Small antibodies with a big opportunity: the variable domain of the heavy chain only antibody and its potential as disease modifying osteoarthritic drug
Michelle Koerselman is a PhD student in the research group Developmental BioEngineering. Supervisors are prof.dr. H.B.J. Karperien from the Faculty of Science & Technology and prof.dr.ir. H.H. Weinans from the University Medical Center Utrecht.
Osteoarthritis (OA) is the most common joint disorder worldwide and its incidence is still increasing. It is a degenerative disease that is mainly characterized by progressive loss of articular cartilage, mild signs of synovial inflammation and typical changes in the bone. Currently, no curative treatment for OA exists which shows the need for not only lifestyle changes but also the development of therapeutics. In this thesis we discuss the potential of the variable domain of the heavy chain only antibody (VHH) as disease modifying OA drug. VHH are known for their small size, great stability and are easy to engineer. Altogether, this makes this specific type of antibody a suitable candidate for the local treatment of OA.
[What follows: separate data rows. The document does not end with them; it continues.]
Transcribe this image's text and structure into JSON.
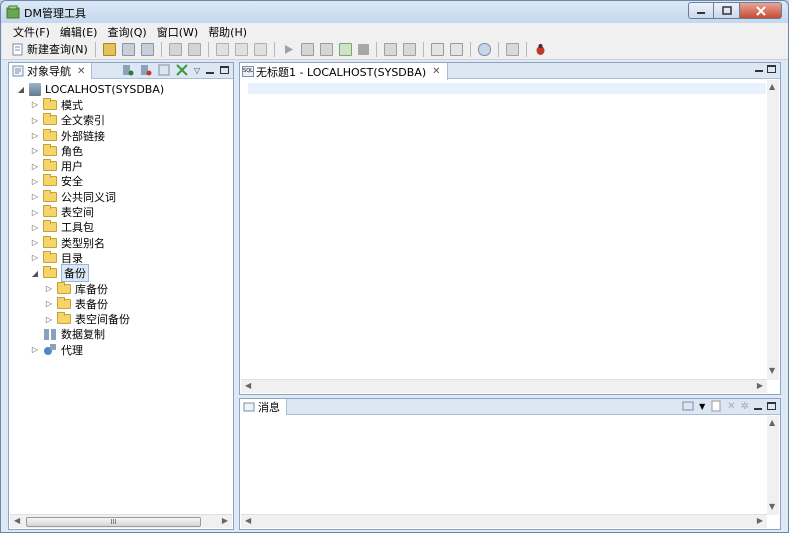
{
  "window": {
    "title": "DM管理工具"
  },
  "menu": [
    "文件(F)",
    "编辑(E)",
    "查询(Q)",
    "窗口(W)",
    "帮助(H)"
  ],
  "toolbar": {
    "new_query_label": "新建查询(N)",
    "buttons": [
      "open-icon",
      "save-icon",
      "save-all-icon",
      "undo-icon",
      "redo-icon",
      "cut-icon",
      "copy-icon",
      "paste-icon",
      "execute-icon",
      "execute-plan-icon",
      "explain-icon",
      "execute-script-icon",
      "stop-icon",
      "comment-icon",
      "uncomment-icon",
      "format-icon",
      "result-grid-icon",
      "connect-icon",
      "transaction-icon",
      "debug-icon"
    ]
  },
  "object_nav": {
    "tab_label": "对象导航",
    "root": "LOCALHOST(SYSDBA)",
    "items": [
      {
        "label": "模式",
        "type": "folder",
        "expanded": false
      },
      {
        "label": "全文索引",
        "type": "folder",
        "expanded": false
      },
      {
        "label": "外部链接",
        "type": "folder",
        "expanded": false
      },
      {
        "label": "角色",
        "type": "folder",
        "expanded": false
      },
      {
        "label": "用户",
        "type": "folder",
        "expanded": false
      },
      {
        "label": "安全",
        "type": "folder",
        "expanded": false
      },
      {
        "label": "公共同义词",
        "type": "folder",
        "expanded": false
      },
      {
        "label": "表空间",
        "type": "folder",
        "expanded": false
      },
      {
        "label": "工具包",
        "type": "folder",
        "expanded": false
      },
      {
        "label": "类型别名",
        "type": "folder",
        "expanded": false
      },
      {
        "label": "目录",
        "type": "folder",
        "expanded": false
      },
      {
        "label": "备份",
        "type": "folder",
        "expanded": true,
        "selected": true
      },
      {
        "label": "数据复制",
        "type": "replication",
        "expanded": false
      },
      {
        "label": "代理",
        "type": "agent",
        "expanded": false
      }
    ],
    "backup_children": [
      "库备份",
      "表备份",
      "表空间备份"
    ],
    "scroll_thumb_label": "III"
  },
  "editor": {
    "tab_label": "无标题1 - LOCALHOST(SYSDBA)"
  },
  "messages": {
    "tab_label": "消息"
  },
  "colors": {
    "accent": "#dbe8f7",
    "frame": "#8ea4c2",
    "folder": "#f5d56a"
  }
}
In chapter 2, an overview is given of three classes of biological functionalities that are used is tissue engineering and regenerative medicine, in which VHH are considered one of these three classes. In chapter 3, the potential of a VHH that targets interleukin-1 receptor is described. It describes the characterization of this VHH by means of its binding capacity and affinity, potency in blocking IL-1 signaling and potential receptor mediated endocytosis. To provide local treatment for OA, chapter 4 describes the formulation of VHH in a drug delivery system (DDS) for prolonged release in the joint. In this chapter the in vitro release of the VHH from this DDS is described as well as a first in vivo proof of concept of enhanced retention, post intra-articular injection, in Wistar rats. In this study, the VHH were covalently linked with a near infrared fluorophore for non-invasive longitudinal follow-up. In chapter 5 we show that with several VHH clones targeting interleukin-1 receptor, different epitopes on this antigen could be reached. We took this opportunity to create and characterize so-called biparatopic VHH constructs, linking two VHH together that can reach two different epitope on one antigen. In this chapter we show the characterization and enhanced potency in comparison to its single counterparts. In chapter 6 we describe the bioconjugation of VHH to dextran tyramine and dextran/hyaluronic acid tyramine polymer and hydrogels. In an in vivo proof of concept retention time study in Wistar rats, we determined the in vivo retention time of VHH attached to the polymer and hydrogels. Similar as in chapter 4, the VHH were covalently linked with a near infrared fluorophore. As a concluding remark for this thesis, we believe we have made some steps towards a potential new disease modifying osteoarthritic drug.